Starting point is 00:10:17 Well, you wouldn't call it Bonser anymore. or what would be an appropriate attitude. You'd call it nine entertainment airlines. Nine air. Or, no, no, you'd call it. Instead, virgin, it could be fucked. Oh, you'd call it, you'd call it Parliament Airlines. Parliament Airlines.
Starting point is 00:10:33 Yeah. Yeah. Or Air CEO. Or ASX 200. C-suite. That's good. I like C-suite. Because everyone on it would be a pack of C's, wouldn't they?
Starting point is 00:10:45 Yeah, C-suite deals. C-suite? deals where you pay extra, but it doesn't matter because it's on your expense account. See, that's how we'd make it profitable. Yeah, see, that would work. And instead of gambling, I mean, I suggested before that perhaps you had pokey's in the air. Charles, you'd gamble with the entitlements of the staff and everyone's well-being, just like the owners of bonds a dead.

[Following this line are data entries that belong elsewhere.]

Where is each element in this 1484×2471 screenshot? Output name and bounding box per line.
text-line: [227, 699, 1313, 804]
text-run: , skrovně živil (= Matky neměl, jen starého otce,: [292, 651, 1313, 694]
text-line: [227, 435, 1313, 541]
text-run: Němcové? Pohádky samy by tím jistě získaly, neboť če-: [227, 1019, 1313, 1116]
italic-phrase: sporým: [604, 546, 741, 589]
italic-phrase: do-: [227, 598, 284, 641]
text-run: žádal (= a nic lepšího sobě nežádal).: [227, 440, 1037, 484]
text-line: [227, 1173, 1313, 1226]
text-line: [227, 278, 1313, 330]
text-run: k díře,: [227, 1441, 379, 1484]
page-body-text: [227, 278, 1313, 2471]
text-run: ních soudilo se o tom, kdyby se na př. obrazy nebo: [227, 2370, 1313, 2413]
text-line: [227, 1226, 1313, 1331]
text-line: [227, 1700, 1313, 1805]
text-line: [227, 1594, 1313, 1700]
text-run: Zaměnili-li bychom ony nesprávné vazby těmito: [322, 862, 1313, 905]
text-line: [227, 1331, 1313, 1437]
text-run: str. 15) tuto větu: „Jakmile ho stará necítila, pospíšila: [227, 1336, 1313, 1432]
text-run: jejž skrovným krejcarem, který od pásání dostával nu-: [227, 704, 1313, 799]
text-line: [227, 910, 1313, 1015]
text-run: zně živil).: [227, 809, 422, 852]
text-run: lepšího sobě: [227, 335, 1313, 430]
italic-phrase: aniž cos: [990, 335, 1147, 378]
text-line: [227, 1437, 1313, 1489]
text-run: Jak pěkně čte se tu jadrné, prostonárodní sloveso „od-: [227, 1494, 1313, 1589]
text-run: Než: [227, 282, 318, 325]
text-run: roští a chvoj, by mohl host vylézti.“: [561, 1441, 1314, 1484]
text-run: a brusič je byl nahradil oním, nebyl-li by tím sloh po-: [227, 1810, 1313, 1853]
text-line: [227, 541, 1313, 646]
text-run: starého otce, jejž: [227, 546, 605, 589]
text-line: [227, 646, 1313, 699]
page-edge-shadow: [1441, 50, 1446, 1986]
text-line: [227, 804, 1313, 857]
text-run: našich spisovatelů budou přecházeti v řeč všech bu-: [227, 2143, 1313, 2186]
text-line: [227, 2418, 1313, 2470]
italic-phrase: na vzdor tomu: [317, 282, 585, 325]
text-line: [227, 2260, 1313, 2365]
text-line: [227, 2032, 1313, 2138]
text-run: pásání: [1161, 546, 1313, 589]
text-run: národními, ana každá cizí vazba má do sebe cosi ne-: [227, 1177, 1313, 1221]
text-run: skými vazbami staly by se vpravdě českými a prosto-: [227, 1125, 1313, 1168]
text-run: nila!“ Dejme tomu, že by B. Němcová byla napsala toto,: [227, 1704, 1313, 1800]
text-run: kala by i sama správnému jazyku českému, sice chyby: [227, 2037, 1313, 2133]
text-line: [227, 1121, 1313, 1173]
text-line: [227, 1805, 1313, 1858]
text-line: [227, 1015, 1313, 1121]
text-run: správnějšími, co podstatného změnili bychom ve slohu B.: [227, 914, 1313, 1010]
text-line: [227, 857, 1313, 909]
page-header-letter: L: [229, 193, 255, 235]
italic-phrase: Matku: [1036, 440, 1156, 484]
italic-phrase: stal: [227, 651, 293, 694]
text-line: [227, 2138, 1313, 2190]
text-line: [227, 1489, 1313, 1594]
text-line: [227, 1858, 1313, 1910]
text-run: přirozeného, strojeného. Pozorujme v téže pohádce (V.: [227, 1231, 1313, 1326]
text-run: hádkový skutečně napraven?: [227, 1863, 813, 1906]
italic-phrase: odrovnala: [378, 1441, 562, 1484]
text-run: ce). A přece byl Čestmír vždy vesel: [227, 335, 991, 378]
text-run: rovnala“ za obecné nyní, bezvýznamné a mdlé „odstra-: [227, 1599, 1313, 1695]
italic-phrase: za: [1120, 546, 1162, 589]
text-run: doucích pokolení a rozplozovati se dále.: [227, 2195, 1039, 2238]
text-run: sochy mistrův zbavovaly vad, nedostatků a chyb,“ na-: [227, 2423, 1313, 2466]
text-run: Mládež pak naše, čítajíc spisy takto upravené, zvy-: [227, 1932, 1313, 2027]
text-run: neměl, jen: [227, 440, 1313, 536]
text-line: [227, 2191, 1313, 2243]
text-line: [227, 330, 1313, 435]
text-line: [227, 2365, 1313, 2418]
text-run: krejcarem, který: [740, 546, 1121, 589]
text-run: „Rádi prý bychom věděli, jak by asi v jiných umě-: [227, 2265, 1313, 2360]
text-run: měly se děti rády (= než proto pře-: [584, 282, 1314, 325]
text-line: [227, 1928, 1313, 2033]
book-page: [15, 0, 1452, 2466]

Starting point is 00:11:04 You would get paid regardless. You couldn't possibly lose money flying this airline, but the staff could at any point. Just get retrenched. And in keeping with true traditional Australian value, the Wi-Fi on board would be absolutely shit it would just like the internet connection would be like mbn level that's harsh that's very harsh who's going to run it we need somebody to run it i mean Bruce lemon could you know supply it oh yes Bruce lemon could you know we get we get uh the mile the mile higher the club the it she knows club how far out of Australian airspace have you got to be before you can
Starting point is 00:11:41 you know bring out the mirror yeah I don't know that's true like if you manage because I'm going overseas later this year. If I managed to smuggle some Coke on board, like, is it legal when I'm in international waters to take that cocaine? I think that the laws of the country where it's sort of registered apply throughout the whole flight. So if you're rich enough by the time you fly, you can do it if you like under the law of Australia. Yeah, right. Okay. Yeah, well, that's the point. Yeah, we don't even need to worry about the law, do we? Because this will just be executives. There is one senior executive figure who's suddenly and unexpectedly on the market. potentially run this thing, Charles. I talk, of course, of Peter Costello.
Starting point is 00:12:21 Peter Costello, yes. And if anyone gets aboard and tries to ask any uncomfortable questions to the C-suite passengers, I think you need a door that opens, frankly, for a little bit of a mid-air shirt front. They get door-stopped. I am the chairman of the C-suite airlines. Get off my plane. Door-swapped, door stopped out the door. Yeah, I love it. I think not only is this a good idea, but we don't even need to make it happen. This is just someone's going to do this for sure. Yeah. Well, I think it's essentially what we've described is basically Qantas.
Starting point is 00:12:53 Wouldn't this airline run on time? Oh, yeah. No, it would. You couldn't be Qantas. And you'd have customer satisfaction. And it wouldn't lose your baggage. And you'd want to serve nice food and stuff as well. Yeah.
Starting point is 00:13:05 You'd have to. You'd have to. It'd be C-suite airlines, yeah. Should we crowd fund it? You don't need to crowd fund it. You just need to, you know, put it out to the right people. And I reckon, as long as you promised to hang a really, flattering portrait of Gina Reinhardt in each.
Starting point is 00:13:21 That's what it should be. On the tail of the plane is a very flattering portrait of Gina Reinhart. That's what you have instead of the logo. Look, there's a whole lot of spared aeroplanes that Bons has now got. Why don't we, um, yeah, we'll just, I mean, I don't think I can afford to fly this airline that we're starting, but I reckon the right people will. Well, that's part of the sales pitch, isn't it? Guarantee, Dom won't be on board.